Come e quando lei stessa, che è un’esperta di fiducia, sente di potersi fidare e affidare e in quali
occasioni generalmente la sua (o la nostra) fiducia precipita?

Quando uno o entrambi i suoi nemici entrano in gioco: la fiducia nelle istituzioni è precipitata a
causa della povertà di informazioni, della mancanza di trasparenza sulle decisioni prese e sui processi, di un linguaggio non aperto e un approccio alla comunicazione orientato più che altro allo spin doctoring (Ndr raggiro, manipolazione delle informazioni). Ma anche per via di una generale mancanza di assunzione di responsabilità, ossia di accountability non solo quando le cose vanno bene, ma anche quando le cose vanno male. Perciò non meravigliamoci affatto se tutte le ricerche sulla fiducia pubblica (da quella di Pew a quella di Ipsos) registrano una generale situazione di crisi: in questo caso stiamo parlando di un tipo specifico di crisi di fiducia, la fiducia istituzionale nelle banche, nei mass media, nei governi locali e globali, nelle multinazionali.
 

(...)

Io credo che il crollo della fiducia abbia generato un vuoto, ma penso anche che la fiducia sia come l’energia, non si può distruggere ma solo trasformare in altre forme, io direi “redistribuire” ed è proprio questo processo di redistribuzione che mi attira e mi affascina, che ho studiato e cercato di definire (...)

Come scrive nel suo libro, lei pensa che stiamo vivendo nell’era della fiducia distribuita.
È ottimista rispetto a questo?

In effetti ci sono parecchi aspetti per essere ottimisti. Nel tempo che stiamo vivendo abbiamo l’occasione di usare la tecnologia per ridisegnare i sistemi e crearne di più inclusivi, trasparenti e corretti, in modo da dar voce anche agli ultimi e a coloro che non l’avevano nell’epoca della fiducia istituzionale.

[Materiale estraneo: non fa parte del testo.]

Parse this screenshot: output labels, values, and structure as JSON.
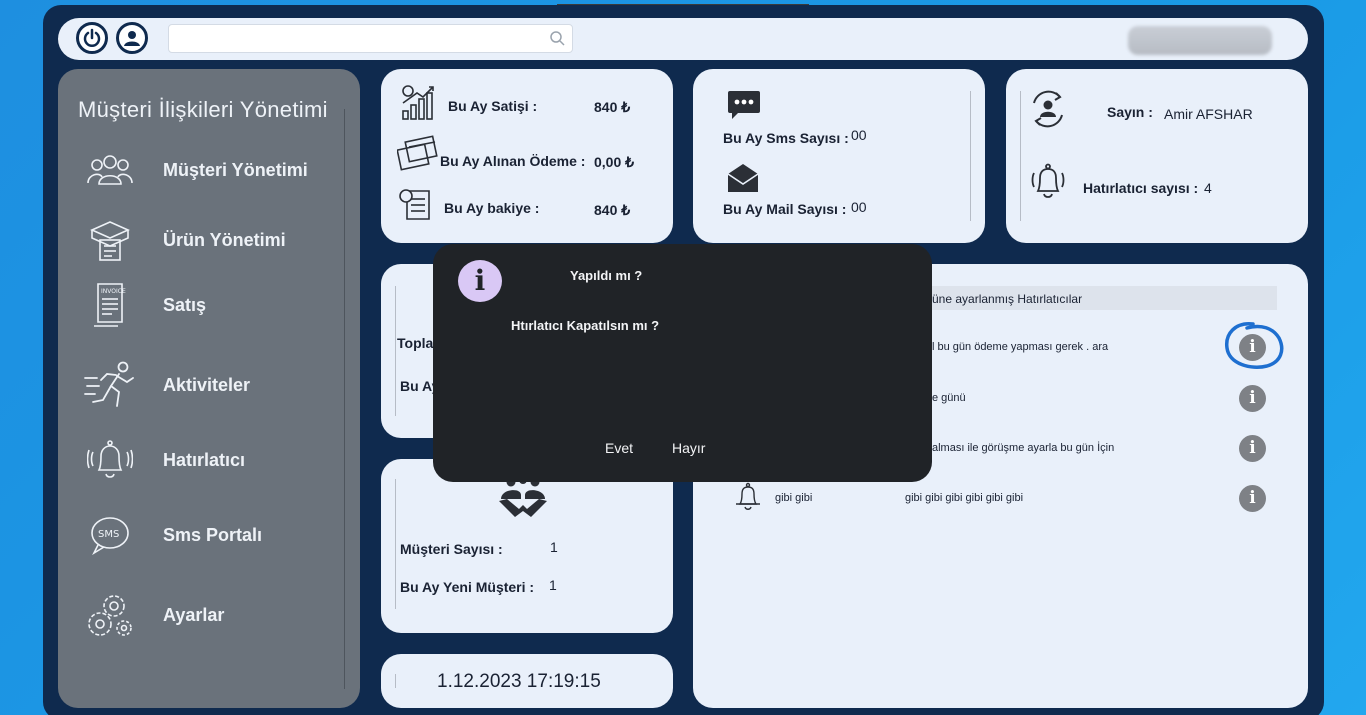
{
  "header": {
    "search_placeholder": ""
  },
  "sidebar": {
    "title": "Müşteri İlişkileri Yönetimi",
    "items": [
      {
        "label": "Müşteri Yönetimi",
        "icon": "users-icon"
      },
      {
        "label": "Ürün Yönetimi",
        "icon": "product-box-icon"
      },
      {
        "label": "Satış",
        "icon": "invoice-icon"
      },
      {
        "label": "Aktiviteler",
        "icon": "running-person-icon"
      },
      {
        "label": "Hatırlatıcı",
        "icon": "bell-icon"
      },
      {
        "label": "Sms Portalı",
        "icon": "sms-icon"
      },
      {
        "label": "Ayarlar",
        "icon": "gears-icon"
      }
    ]
  },
  "sales_card": {
    "monthly_sales_label": "Bu Ay Satişi :",
    "monthly_sales_value": "840 ₺",
    "payment_label": "Bu Ay Alınan Ödeme :",
    "payment_value": "0,00 ₺",
    "balance_label": "Bu Ay bakiye :",
    "balance_value": "840 ₺"
  },
  "messages_card": {
    "sms_label": "Bu Ay Sms Sayısı :",
    "sms_value": "00",
    "mail_label": "Bu Ay Mail Sayısı :",
    "mail_value": "00"
  },
  "user_card": {
    "greeting_label": "Sayın :",
    "user_name": "Amir AFSHAR",
    "reminder_count_label": "Hatırlatıcı sayısı :",
    "reminder_count_value": "4"
  },
  "totals_card": {
    "total_label_partial": "Topla",
    "month_label_partial": "Bu Ay"
  },
  "customers_card": {
    "customer_count_label": "Müşteri Sayısı :",
    "customer_count_value": "1",
    "new_customers_label": "Bu Ay Yeni Müşteri :",
    "new_customers_value": "1"
  },
  "clock": {
    "datetime": "1.12.2023 17:19:15"
  },
  "reminders": {
    "header_partial": "üne ayarlanmış Hatırlatıcılar",
    "rows": [
      {
        "title": "",
        "text": "l bu gün ödeme yapması gerek . ara"
      },
      {
        "title": "",
        "text": "e günü"
      },
      {
        "title": "",
        "text": "alması ile görüşme ayarla bu gün İçin"
      },
      {
        "title": "gibi gibi",
        "text": "gibi gibi gibi gibi gibi gibi"
      }
    ]
  },
  "dialog": {
    "title": "Yapıldı mı ?",
    "message": "Htırlatıcı Kapatılsın mı ?",
    "yes_label": "Evet",
    "no_label": "Hayır"
  },
  "colors": {
    "background": "#1a9ae6",
    "frame": "#0f2a4e",
    "card": "#e9f0fa",
    "sidebar": "#6a727b",
    "dialog": "#202327",
    "info_icon_badge": "#d9c8f5",
    "highlight_ring": "#1e6fd0"
  }
}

Ma il mio ottimismo non può prescindere da importanti caveat. Le conseguenze di una redistribuzione della fiducia sono immense, sia eccitanti sia spaventose. Posto che la fiducia sia
l’asset più importante di una società, dobbiamo essere cauti sulla sua redistribuzione per evitare di spostarla da istituzioni che ne hanno tenuto il monopolio troppo a lungo a politici che cavalcano cinicamente le onde del dissenso collettivo per loro puro interesse.
 

Quando diciamo che i cittadini globali non si fidano più, intendiamo una sfiducia generalizzata
verso le élites oppure una sfiducia più puntuale verso alcune istituzioni rappresentative del mercato e delle democrazie?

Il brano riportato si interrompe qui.